Horner's syndrome, revisited, again

By far, this topic has received the most attention and comments on this blog. Many, if not most, cases of Horner's syndrome are idiopathic, meaning that no discernible causes can be found. Again, Horner's syndrome is not a disease per se, but rather a constellation of clinical signs that make up the syndrome: ptosis (or drooping eyelid), enophthalmos (or sinking in of the eyeball), miosis (constricted pupil), and prolapsed nictitans (presence of 3rd eyelid covering the eyeball more than usual).

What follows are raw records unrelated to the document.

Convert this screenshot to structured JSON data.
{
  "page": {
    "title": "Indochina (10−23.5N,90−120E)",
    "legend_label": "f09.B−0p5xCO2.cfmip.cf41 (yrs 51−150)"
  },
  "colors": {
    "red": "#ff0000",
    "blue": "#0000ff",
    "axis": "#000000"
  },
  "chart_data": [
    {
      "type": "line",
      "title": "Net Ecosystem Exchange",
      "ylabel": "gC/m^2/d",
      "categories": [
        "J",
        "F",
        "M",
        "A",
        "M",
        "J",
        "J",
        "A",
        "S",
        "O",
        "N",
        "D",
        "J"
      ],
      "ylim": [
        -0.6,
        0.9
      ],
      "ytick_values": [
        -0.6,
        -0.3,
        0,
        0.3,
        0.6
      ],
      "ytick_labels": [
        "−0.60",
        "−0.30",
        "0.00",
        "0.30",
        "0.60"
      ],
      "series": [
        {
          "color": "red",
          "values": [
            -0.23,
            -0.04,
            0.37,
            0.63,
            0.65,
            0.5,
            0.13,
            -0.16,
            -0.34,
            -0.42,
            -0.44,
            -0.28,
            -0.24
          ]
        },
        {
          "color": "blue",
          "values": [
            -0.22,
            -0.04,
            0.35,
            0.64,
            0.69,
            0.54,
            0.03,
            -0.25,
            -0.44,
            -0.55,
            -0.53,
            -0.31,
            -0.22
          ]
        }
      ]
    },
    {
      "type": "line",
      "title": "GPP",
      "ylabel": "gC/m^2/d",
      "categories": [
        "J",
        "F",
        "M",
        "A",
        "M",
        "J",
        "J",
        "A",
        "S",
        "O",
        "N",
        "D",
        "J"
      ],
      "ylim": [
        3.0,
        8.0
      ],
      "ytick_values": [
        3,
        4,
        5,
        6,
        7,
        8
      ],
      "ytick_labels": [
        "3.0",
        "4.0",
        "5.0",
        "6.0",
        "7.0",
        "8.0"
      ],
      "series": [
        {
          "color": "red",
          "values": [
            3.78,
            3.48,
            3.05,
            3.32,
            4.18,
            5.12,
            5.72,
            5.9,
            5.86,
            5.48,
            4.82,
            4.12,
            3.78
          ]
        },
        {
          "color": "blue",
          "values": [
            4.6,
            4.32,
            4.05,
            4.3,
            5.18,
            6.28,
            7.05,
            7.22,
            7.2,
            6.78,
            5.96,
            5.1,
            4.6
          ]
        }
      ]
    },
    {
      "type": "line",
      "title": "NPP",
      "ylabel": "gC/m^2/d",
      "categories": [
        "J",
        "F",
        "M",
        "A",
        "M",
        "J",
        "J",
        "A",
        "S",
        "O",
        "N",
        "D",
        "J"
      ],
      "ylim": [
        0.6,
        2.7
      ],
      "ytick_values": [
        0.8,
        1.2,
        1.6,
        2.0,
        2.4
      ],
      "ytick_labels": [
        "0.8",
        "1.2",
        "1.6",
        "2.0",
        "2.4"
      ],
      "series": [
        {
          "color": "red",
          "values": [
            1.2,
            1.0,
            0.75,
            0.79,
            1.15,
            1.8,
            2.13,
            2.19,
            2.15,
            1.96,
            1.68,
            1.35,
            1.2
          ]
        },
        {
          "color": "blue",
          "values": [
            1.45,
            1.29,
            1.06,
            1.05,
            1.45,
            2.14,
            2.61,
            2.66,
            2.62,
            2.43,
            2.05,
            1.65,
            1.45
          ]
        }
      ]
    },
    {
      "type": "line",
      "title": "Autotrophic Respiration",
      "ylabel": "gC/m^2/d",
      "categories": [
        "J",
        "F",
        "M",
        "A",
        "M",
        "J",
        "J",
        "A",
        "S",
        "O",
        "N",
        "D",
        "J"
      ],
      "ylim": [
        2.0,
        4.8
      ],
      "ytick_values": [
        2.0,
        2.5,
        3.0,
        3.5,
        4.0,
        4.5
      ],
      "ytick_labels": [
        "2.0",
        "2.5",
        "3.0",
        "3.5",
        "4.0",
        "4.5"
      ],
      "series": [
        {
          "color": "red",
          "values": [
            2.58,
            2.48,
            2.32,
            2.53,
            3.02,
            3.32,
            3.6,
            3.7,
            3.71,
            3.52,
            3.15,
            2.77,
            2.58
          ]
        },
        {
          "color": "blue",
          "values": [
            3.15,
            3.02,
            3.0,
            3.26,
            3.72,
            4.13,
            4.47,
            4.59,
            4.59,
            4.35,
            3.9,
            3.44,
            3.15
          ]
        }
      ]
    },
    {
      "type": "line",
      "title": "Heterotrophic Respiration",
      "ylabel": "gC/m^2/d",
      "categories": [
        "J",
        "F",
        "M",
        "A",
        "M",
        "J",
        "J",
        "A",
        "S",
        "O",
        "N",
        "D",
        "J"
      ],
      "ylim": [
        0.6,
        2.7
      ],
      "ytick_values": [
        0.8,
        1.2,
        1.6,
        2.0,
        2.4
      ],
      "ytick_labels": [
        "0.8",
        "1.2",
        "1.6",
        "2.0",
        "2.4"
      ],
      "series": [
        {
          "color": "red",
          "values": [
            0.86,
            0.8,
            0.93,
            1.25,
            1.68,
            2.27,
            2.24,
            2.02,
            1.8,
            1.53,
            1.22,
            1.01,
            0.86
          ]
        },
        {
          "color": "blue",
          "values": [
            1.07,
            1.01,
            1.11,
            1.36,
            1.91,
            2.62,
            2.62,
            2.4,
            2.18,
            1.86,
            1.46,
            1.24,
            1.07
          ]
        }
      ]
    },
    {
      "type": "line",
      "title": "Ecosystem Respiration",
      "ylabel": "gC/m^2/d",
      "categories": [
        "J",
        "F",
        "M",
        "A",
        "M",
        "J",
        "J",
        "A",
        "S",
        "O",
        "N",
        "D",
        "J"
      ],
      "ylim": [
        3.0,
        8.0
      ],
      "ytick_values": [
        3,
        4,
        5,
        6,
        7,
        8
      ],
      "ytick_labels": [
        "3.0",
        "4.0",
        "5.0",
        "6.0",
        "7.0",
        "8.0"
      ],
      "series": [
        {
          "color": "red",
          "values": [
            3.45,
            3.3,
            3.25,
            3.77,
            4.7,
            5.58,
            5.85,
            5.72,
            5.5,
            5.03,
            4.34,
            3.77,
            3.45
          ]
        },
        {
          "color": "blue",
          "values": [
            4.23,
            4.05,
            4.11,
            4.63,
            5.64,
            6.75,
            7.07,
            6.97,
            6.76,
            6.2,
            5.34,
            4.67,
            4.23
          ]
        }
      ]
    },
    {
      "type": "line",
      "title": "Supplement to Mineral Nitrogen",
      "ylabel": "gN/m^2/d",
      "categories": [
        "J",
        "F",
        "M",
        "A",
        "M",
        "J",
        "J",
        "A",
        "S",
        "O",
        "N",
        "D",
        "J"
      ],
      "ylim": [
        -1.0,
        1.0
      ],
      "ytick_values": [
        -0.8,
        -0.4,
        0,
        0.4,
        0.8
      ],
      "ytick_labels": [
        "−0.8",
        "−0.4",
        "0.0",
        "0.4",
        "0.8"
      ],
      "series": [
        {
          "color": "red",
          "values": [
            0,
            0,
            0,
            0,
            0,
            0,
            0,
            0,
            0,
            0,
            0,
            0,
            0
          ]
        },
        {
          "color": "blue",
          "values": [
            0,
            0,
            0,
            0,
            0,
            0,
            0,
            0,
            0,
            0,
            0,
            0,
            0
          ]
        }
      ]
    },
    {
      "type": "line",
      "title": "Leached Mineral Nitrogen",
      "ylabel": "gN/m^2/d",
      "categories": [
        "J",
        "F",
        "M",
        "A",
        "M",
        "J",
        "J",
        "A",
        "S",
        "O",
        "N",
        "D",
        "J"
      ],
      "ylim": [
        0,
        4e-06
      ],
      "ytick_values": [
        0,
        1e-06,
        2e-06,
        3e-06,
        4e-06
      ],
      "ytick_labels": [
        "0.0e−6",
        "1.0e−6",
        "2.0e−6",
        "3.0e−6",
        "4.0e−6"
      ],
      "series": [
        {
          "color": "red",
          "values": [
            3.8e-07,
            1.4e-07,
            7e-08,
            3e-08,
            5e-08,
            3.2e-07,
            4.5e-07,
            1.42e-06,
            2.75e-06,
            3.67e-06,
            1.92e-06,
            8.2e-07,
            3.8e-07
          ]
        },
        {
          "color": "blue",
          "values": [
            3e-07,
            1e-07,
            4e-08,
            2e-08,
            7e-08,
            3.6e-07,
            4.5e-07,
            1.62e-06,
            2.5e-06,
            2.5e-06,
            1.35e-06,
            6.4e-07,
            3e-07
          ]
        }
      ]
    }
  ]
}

When this young Cocker Spaniel was presented to me yesterday for an eye infection, she exhibited all signs of Horner's mentioned above. By default, because she's a Cocker Spaniel, I had a good look deep into her ear canal and lo and behold she had pretty convincing evidence of an ear infection, a ruptured ear drum, and likely a middle ear infection. X-rays of her middle ears were iffy, as they often are (CT is better for these little structures). We sedated her, flushed her ears with saline, cultured the "gunk", and sent her home on topical and oral antibiotics, and analgesics.
In this case, otitis media (an infection of the middle ear) is the likely culprit causing Horner's syndrome.

Not the Cocker Spaniel in question! The affected eye is evident.